AI Can Provide More Access to Health Care for Rural Patients

Telemedicine, the remote diagnosis and treatment of patients via telecommunications technology, has already made a dent in the U.S. rural health crisis, according to a recent article in the Harvard Business Review. AI already works with some of these systems to monitor remote patients’ vital signs, trigger warning and appointment reminders, and allow patients to speak face-to-face with health providers via cell phone.

AI-driven devices such as smartphones, tablets and smartwatches similarly could keep patients consistently connected to providers, remotely update charts and outcomes, provide reminders and improve adherence to medication and treatment plans. Eventually, the disparity gaps could be narrowed, even closed entirely, creating a more equitable playing field for U.S. populations, regardless of geography.

AI-driven medicine can, whether on a local or global scale, gather and update community and regional health data in real time. This data, in the gears of machine-learning AI robots and computers, can incorporate the data with extant data and subsequently create, in a matter of seconds or minutes, evidence-based community-health interventions and disease eradication recommendations, all the while learning from the freshly added information.

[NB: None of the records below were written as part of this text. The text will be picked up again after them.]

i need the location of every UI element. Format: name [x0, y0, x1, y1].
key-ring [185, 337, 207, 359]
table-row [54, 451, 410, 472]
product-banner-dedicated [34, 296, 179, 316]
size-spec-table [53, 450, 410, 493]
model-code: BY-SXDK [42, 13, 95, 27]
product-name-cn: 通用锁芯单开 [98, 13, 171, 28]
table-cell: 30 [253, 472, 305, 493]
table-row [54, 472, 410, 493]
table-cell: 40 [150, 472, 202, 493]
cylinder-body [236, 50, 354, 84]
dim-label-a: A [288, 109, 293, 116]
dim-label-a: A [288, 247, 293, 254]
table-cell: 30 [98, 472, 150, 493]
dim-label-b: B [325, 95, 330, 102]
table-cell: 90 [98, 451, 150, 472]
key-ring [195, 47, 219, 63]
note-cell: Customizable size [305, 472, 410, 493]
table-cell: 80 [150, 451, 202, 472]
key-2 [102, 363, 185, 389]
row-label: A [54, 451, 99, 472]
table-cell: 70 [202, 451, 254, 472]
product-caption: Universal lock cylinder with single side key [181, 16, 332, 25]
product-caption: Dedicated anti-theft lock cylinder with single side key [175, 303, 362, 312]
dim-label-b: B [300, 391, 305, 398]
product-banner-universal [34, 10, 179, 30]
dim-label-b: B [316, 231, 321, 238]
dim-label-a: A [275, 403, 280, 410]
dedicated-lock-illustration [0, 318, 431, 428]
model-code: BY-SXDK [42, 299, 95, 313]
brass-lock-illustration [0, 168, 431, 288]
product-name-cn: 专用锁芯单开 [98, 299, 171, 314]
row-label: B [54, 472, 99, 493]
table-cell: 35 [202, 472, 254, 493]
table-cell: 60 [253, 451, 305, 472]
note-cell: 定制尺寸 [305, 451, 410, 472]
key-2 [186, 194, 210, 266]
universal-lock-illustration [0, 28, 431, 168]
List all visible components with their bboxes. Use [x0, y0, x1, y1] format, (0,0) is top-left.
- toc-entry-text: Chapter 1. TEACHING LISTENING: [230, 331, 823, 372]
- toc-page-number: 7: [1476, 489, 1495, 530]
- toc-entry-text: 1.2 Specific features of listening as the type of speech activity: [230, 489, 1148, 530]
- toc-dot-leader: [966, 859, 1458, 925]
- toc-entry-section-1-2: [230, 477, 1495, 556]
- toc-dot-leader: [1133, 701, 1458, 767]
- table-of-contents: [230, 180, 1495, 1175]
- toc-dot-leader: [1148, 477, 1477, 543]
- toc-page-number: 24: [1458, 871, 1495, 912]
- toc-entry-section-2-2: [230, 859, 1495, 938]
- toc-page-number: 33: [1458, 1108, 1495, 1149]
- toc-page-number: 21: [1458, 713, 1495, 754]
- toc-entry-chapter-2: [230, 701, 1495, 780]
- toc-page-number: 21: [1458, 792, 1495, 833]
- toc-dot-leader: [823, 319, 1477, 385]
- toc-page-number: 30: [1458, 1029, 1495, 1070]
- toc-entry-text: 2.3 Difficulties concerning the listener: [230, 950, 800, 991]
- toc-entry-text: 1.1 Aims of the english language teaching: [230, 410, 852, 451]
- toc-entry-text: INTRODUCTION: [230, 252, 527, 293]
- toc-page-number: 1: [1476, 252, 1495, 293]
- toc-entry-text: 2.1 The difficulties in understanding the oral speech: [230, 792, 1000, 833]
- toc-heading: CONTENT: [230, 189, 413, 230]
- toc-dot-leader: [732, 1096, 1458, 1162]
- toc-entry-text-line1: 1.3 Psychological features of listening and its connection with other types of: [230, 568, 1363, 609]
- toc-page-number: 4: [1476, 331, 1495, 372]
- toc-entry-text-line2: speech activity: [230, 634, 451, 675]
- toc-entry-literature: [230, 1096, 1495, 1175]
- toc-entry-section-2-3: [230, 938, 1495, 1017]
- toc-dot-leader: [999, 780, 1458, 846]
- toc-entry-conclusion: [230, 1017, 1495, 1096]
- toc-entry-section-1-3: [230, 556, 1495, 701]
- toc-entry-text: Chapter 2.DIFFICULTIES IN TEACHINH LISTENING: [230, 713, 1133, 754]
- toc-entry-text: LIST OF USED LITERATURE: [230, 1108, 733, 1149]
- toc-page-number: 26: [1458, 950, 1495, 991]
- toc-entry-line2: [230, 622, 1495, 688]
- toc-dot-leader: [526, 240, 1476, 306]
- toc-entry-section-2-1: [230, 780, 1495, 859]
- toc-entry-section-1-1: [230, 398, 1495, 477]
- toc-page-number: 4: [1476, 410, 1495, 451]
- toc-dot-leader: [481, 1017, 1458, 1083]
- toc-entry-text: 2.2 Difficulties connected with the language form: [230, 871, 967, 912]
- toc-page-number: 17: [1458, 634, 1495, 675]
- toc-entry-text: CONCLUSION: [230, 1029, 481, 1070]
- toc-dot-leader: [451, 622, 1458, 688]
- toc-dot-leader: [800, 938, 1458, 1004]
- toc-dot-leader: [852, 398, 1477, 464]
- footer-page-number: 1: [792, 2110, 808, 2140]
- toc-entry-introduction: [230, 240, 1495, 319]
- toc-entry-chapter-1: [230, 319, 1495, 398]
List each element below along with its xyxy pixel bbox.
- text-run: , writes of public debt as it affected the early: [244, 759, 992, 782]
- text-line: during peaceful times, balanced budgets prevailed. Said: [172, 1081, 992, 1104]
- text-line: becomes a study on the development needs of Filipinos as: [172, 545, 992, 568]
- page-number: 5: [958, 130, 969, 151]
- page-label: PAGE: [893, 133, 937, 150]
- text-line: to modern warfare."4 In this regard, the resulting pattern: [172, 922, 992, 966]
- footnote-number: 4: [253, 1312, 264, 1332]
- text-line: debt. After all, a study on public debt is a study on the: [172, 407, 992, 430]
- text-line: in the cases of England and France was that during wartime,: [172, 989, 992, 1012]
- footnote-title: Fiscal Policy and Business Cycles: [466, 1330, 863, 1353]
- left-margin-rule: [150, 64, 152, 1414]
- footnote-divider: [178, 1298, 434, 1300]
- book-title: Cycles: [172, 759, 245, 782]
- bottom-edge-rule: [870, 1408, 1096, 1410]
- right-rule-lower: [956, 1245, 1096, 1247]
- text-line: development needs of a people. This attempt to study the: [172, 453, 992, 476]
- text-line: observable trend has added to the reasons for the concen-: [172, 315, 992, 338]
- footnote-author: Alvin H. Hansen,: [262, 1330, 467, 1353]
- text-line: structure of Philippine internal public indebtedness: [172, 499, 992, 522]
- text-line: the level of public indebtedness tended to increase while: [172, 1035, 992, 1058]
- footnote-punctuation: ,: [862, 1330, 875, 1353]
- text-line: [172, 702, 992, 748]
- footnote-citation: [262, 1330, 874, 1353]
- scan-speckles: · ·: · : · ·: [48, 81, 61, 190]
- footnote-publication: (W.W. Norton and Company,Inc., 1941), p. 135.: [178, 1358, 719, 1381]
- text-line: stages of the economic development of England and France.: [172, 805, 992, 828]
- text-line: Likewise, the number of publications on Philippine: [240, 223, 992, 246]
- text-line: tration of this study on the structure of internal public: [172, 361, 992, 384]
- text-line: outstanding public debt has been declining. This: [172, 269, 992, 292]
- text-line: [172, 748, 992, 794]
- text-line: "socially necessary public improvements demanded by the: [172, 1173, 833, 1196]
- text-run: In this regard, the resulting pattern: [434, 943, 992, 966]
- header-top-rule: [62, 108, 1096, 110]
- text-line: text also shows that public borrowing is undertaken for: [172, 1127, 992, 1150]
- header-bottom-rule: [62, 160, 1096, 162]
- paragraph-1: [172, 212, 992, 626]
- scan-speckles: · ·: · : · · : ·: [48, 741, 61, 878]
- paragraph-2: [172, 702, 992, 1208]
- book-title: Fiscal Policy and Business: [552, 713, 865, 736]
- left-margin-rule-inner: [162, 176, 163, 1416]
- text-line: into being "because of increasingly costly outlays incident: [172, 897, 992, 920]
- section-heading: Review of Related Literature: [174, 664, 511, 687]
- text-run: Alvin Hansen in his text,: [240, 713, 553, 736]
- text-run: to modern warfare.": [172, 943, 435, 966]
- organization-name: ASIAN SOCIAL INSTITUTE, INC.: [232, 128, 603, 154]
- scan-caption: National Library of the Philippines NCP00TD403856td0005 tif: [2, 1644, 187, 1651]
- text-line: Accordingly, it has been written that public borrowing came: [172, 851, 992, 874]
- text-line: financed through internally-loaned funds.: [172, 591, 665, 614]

AI also holds the promise to equalize medical treatment in other ways. Through millions and billions of dollars saved on lugubrious administrative tasks, misdiagnoses, wrongful deaths, disease spread, inadequate care, and unnecessary emergency rooms costs, the opportunity for universal health care in the U.S. could become a reality, and what an equalizer that might prove to be! The nation known for health care excellence and innovation would no longer have the most expensive system, with the sickest patients, in the western hemisphere.

C’mon, the Water’s Fine

With technological advances in medicine moving at the speed of sound, it’s no wonder that providers feel overwhelmed by new robotic and computational AI tech. But just as we learned to get used to and use seemingly alien and complicated devices such as mobile phones and PC’s a relative few years ago, AI in health care is rapidly becoming the norm.

Machine learning will continue to improve and extend patients’ lives in ways that are as unimaginable as AI-driven robots and computers were just a few years ago. Providers will have more time to dedicate to their patients and their research.